Precautions should continue for at least 6 weeks post-surgery.
Amputations
•Removal of all or part of a limb
•Traumatic injury vs Surgical amputation
•Peripheral Vascular Disease most common cause
•Risk Factors: DM, PAD, Smoking
•Level of amputation determined by tissue viability
•Goal: preserve as much tissue as possible while removing infection or necrotic areas
Physiological Amputation
Phantom pain is a pain sensation in the limb that has been amputated.
This can lead to problems with prosthesis training.
Medications such as certain anti-epileptic medications and anti-depressants (fluoxetine, SSRI) can alleviate some of this pain.
Psychosocial Amputation
Amputation, whether traumatic or medical, can cause depression and lowered self-esteem.
Clients may grieve the loss like the death of a loved one and worry about mobility, work, and being a burden.
Early intervention with physical therapy, prosthetics, and support groups helps restore activity and independence.

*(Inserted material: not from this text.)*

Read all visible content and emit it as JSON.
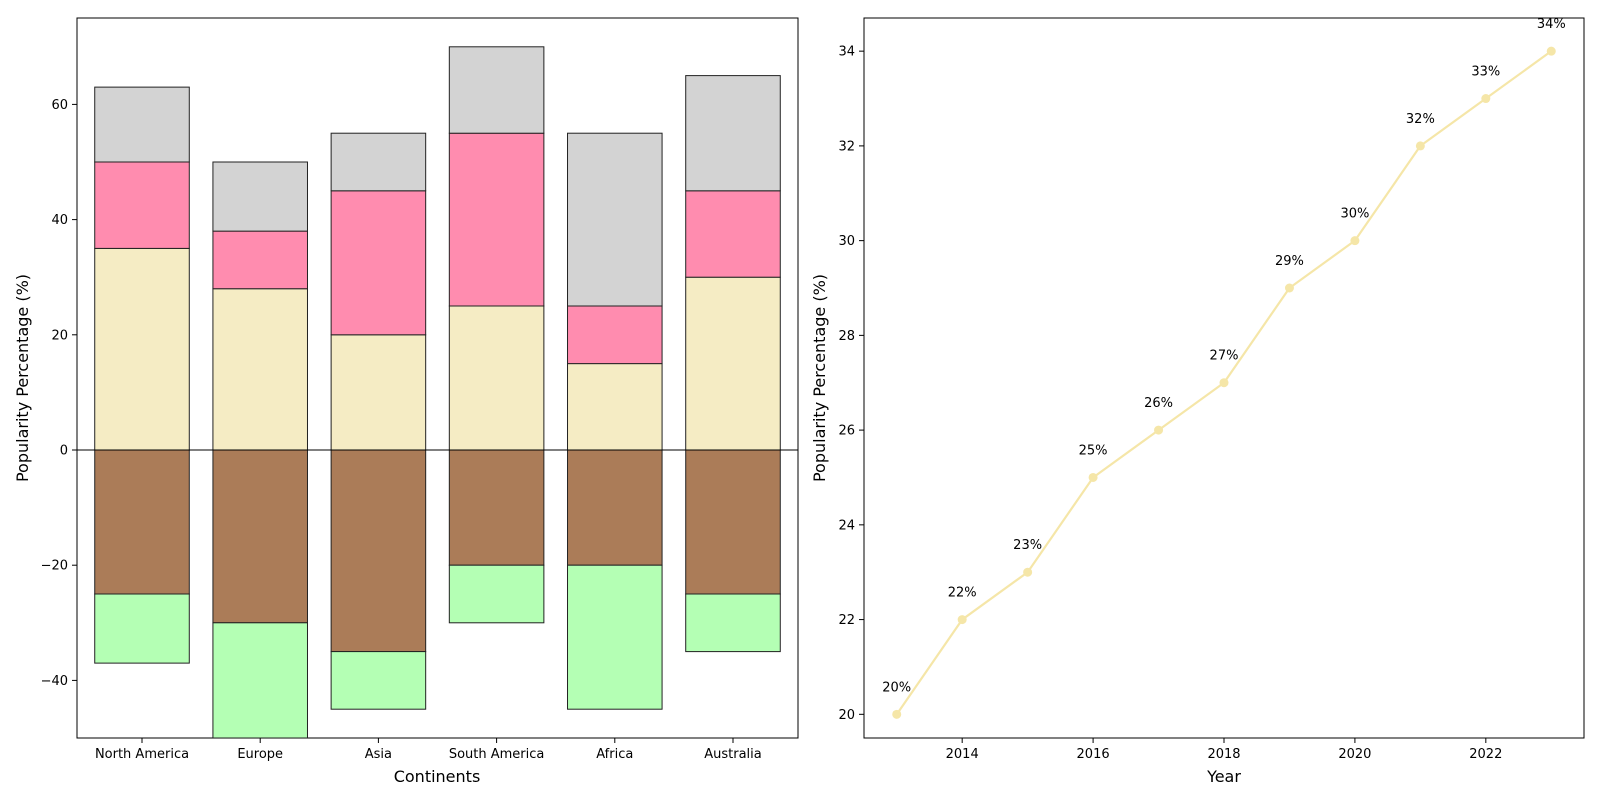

Considerations of the Aging Adult
Aging increases the risk of conditions like diabetes and peripheral artery disease that may lead to amputation.

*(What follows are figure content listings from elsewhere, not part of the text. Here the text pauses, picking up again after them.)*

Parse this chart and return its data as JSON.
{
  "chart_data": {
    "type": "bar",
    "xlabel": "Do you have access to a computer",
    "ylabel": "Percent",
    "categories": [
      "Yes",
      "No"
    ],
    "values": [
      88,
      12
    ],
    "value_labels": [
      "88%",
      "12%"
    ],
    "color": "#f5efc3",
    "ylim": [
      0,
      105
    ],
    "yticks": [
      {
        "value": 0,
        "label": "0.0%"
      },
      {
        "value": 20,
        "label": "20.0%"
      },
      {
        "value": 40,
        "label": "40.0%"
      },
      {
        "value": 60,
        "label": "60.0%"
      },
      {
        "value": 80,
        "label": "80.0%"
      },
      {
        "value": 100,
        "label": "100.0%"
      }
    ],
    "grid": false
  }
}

Providers may hesitate to refer older adults for prosthetics if they doubt adaptation, but studies show even those over 80 can successfully adjust to using a prosthetic limb.
Amputation: Clinical Presentation
• Decreased or absent perfusion to extremity
q Pale or necrotic limb
q Absent pulse
q Area may not blanche
q Foul odor if infection or gangrene
Amputation: Diagnostic Studies
q Doppler studies- lack of flow
q Invasive angiogram- with doppler
q Ankle brachial index (ABI)- the presence of arterial disease in a limb by comparing the systolic blood pressure of the ankle and the arm.
Preoperative Care Amputation
includes education about the amputation.
If possible, a meeting with another amputee can be helpful.
Smoking cessation is advised, as well as control of diseases that compromise perfusion.
Postoperative Care Amputation
In the immediate period after amputation, the client will have a pressure dressing on the amputation site.
The client should be observed for bleeding at the site.
The residual limb should be assessed regularly for circulation: color, temperature, pulse, blanching.
Circulation is compromised if the residual limb is pale, cool, and has an absence of a pulse or blanching.
Prosthesis
Once the surgical incision has healed and the edema has subsided, the client may be fitted for a prosthetic device.
This usually occurs about 7 to 10 weeks after surgery.
The initial prosthetic device is a temporary device as the residual limb will undergo changes in size and shape for about 18 months after surgery.
After this time the client will be fitted for a permanent prosthesis.
Range of Motion and Other Physical Therapies
Preventing contractures in a residual limb involves frequent repositioning, maintaining proper limb alignment, ambulating when possible, and performing range of motion exercises.
The client should also desensitize the limb through massage, tapping, vibration and work with physical therapy to gradually bear weight on the limb.
Client Teaching
Teach the client to care for the amputation site by massaging the residual limb, inspecting it daily (using a mirror to check all areas), and monitoring for rash, blisters, abrasions, swelling, drainage.
Provide instructions on proper bandaging and advise NO using oils or lotions that could affect prosthesis fitting.
Encourage the client to express feelings of frustration or anger and consider attending a support group.